Paraíba

AGRICULTURA

Com as primeiras chuvas, Montadas e Lagoa Seca já estão distribuindo sementes crioulas

Parcerias entre prefeitura, Conselho de Des. Rural e sindicatos rurais proporcionam entregas das sementes no tempo certo

Brasil de Fato | João Pessoa - PB |
Reprodução - Foto Reprodução

As chuvas estão chegando e, com elas, chega também o tempo de semear a terra. As famílias agricultoras que têm sementes em casa já estão pelo roçado, semeando. E para que as famílias aproveitem ainda mais o solo úmido, dois municípios da Borborema Agroecológica já iniciaram as entregas de sementes: Montadas e Lagoa Seca.

Devido a programas públicos, construídos com a participação ativa dos sindicatos rurais e do Conselho de Desenvolvimento Rural Sustentável, as prefeituras desses dois municípios inovam nessa ação. Além de fazer a distribuição das sementes no tempo certo, elas são de variedades crioulas, compradas pelo poder público junto a agricultores do próprio município ou em outro vizinho.


Reprodução / Imagem: AS-PTA Agricultura Familiar e Agroecologia

Por serem locais, as sementes estão adaptadas às condições ecológicas da região e isso aumenta as chances do lucro do roçado ser maior.

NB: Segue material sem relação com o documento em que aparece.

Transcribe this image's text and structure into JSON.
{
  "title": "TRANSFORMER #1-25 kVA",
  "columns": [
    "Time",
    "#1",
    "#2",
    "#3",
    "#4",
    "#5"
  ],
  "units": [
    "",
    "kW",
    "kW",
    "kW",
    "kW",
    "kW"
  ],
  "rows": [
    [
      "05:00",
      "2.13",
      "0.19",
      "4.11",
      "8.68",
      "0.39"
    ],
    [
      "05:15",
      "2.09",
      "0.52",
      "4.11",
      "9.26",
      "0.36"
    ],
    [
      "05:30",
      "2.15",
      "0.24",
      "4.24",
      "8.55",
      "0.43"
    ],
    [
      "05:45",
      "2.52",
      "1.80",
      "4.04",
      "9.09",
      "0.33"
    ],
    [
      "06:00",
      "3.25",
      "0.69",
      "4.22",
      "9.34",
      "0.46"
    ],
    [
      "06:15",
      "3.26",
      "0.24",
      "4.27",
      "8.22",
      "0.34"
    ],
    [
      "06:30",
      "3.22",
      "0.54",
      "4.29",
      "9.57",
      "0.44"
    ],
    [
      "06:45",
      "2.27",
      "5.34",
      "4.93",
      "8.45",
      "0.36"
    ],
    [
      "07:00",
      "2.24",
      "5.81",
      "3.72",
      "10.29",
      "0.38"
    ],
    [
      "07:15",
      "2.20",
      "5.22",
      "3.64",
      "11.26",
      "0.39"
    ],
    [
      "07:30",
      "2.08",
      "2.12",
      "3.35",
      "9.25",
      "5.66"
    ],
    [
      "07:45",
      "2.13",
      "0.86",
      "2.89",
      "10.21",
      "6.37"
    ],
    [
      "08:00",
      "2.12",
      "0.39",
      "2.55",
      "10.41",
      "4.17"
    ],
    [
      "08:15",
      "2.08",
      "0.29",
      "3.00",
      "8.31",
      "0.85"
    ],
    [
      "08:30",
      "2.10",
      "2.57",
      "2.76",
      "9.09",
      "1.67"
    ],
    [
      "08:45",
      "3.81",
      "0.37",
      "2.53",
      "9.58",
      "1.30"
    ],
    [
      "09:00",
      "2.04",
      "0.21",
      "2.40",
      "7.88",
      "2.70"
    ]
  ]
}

As sementes de milho crioulo distribuídas passaram por testes com fitas imunocromáticas que identificam a presença de várias proteínas típicas de organismos geneticamente modificados.

“As sementes compradas pelo governo da Paraíba são variedades melhoradas em laboratório e produzidas em sistemas convencionais, geralmente compradas em grandes empresas sementeiras. Inclusive, no ano passado, três variedades de milho das quatro distribuídas estavam contaminadas com a transgenia. A contaminação foi detectada nos testes com fita que fizemos na AS-PTA”, destaca Emanoel Dias, assessor técnico da AS-PTA.

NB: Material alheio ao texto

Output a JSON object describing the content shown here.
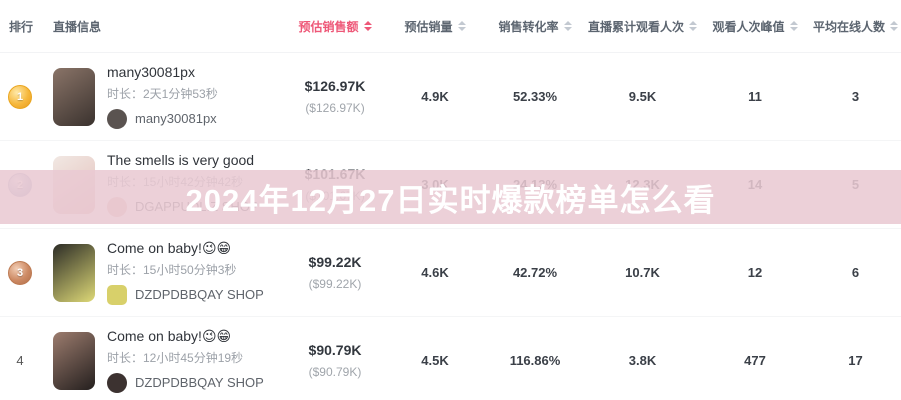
{
  "overlay": {
    "title": "2024年12月27日实时爆款榜单怎么看"
  },
  "colors": {
    "accent_sort_active": "#ee5878",
    "overlay_band": "#e9c9d2",
    "overlay_text": "#ffffff",
    "medal_gold": "#f6b83d",
    "medal_silver": "#b9c3da",
    "medal_bronze": "#cd8a64"
  },
  "table": {
    "columns": [
      {
        "label": "排行",
        "sortable": false,
        "active": false
      },
      {
        "label": "直播信息",
        "sortable": false,
        "active": false
      },
      {
        "label": "预估销售额",
        "sortable": true,
        "active": true
      },
      {
        "label": "预估销量",
        "sortable": true,
        "active": false
      },
      {
        "label": "销售转化率",
        "sortable": true,
        "active": false
      },
      {
        "label": "直播累计观看人次",
        "sortable": true,
        "active": false
      },
      {
        "label": "观看人次峰值",
        "sortable": true,
        "active": false
      },
      {
        "label": "平均在线人数",
        "sortable": true,
        "active": false
      }
    ],
    "rows": [
      {
        "rank": "1",
        "medal": "gold",
        "title": "many30081px",
        "duration": "时长：2天1分钟53秒",
        "shop": "many30081px",
        "sales": "$126.97K",
        "sales_secondary": "($126.97K)",
        "volume": "4.9K",
        "conversion": "52.33%",
        "views": "9.5K",
        "peak": "11",
        "avg": "3",
        "thumb_colors": [
          "#8a7468",
          "#3a322e"
        ],
        "shop_avatar_color": "#5a5350",
        "shop_avatar_shape": "circle"
      },
      {
        "rank": "2",
        "medal": "silver",
        "title": "The smells is very good",
        "duration": "时长：15小时42分钟42秒",
        "shop": "DGAPPUDLIZ SHOP",
        "sales": "$101.67K",
        "sales_secondary": "($101.67K)",
        "volume": "3.0K",
        "conversion": "24.13%",
        "views": "12.3K",
        "peak": "14",
        "avg": "5",
        "thumb_colors": [
          "#f1e8e3",
          "#e3bdb8"
        ],
        "shop_avatar_color": "#e3bdb8",
        "shop_avatar_shape": "circle"
      },
      {
        "rank": "3",
        "medal": "bronze",
        "title": "Come on baby!😉😁",
        "duration": "时长：15小时50分钟3秒",
        "shop": "DZDPDBBQAY SHOP",
        "sales": "$99.22K",
        "sales_secondary": "($99.22K)",
        "volume": "4.6K",
        "conversion": "42.72%",
        "views": "10.7K",
        "peak": "12",
        "avg": "6",
        "thumb_colors": [
          "#2c2c26",
          "#ded977"
        ],
        "shop_avatar_color": "#d8d06a",
        "shop_avatar_shape": "rounded"
      },
      {
        "rank": "4",
        "medal": null,
        "title": "Come on baby!😉😁",
        "duration": "时长：12小时45分钟19秒",
        "shop": "DZDPDBBQAY SHOP",
        "sales": "$90.79K",
        "sales_secondary": "($90.79K)",
        "volume": "4.5K",
        "conversion": "116.86%",
        "views": "3.8K",
        "peak": "477",
        "avg": "17",
        "thumb_colors": [
          "#9c7c6e",
          "#241f1e"
        ],
        "shop_avatar_color": "#3c3230",
        "shop_avatar_shape": "circle"
      }
    ]
  }
}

Conselho no Roçado - Em Montadas, a 25 km de Campina Grande, a distribuição começou no final de março e vai se estender até acabar o estoque. Essa ação faz parte do programa Conselho no Roçado, criado a partir de uma proposta feita pelo Conselho de Desenvolvimento Rural Sustentável de Montadas à prefeitura.

Esse ano, serão entregues mais de 1,5 toneladas de feijão – variedades carioca, preto, faveta, gordo branco e mulatinho – e 600 kg de milho – variedade jaboatão. A expectativa é que esse material chegue de 150 a 160 famílias. Ao todo, a prefeitura investiu R$ 6,3 mil na compra dessas sementes diretamente às famílias agricultoras guardiãs das sementes da paixão. Sementes da paixão é a forma como elas são chamadas pelas famílias agricultoras da Paraíba. 

Mas, nem todo estoque desse ano foi comprado pela prefeitura. Uma parte dele foi providenciado pelas famílias que pegaram as sementes em 2022 e devolveram a quantidade emprestada acrescida de 10%. Essas sementes estão estocadas no Banco Municipal de Sementes.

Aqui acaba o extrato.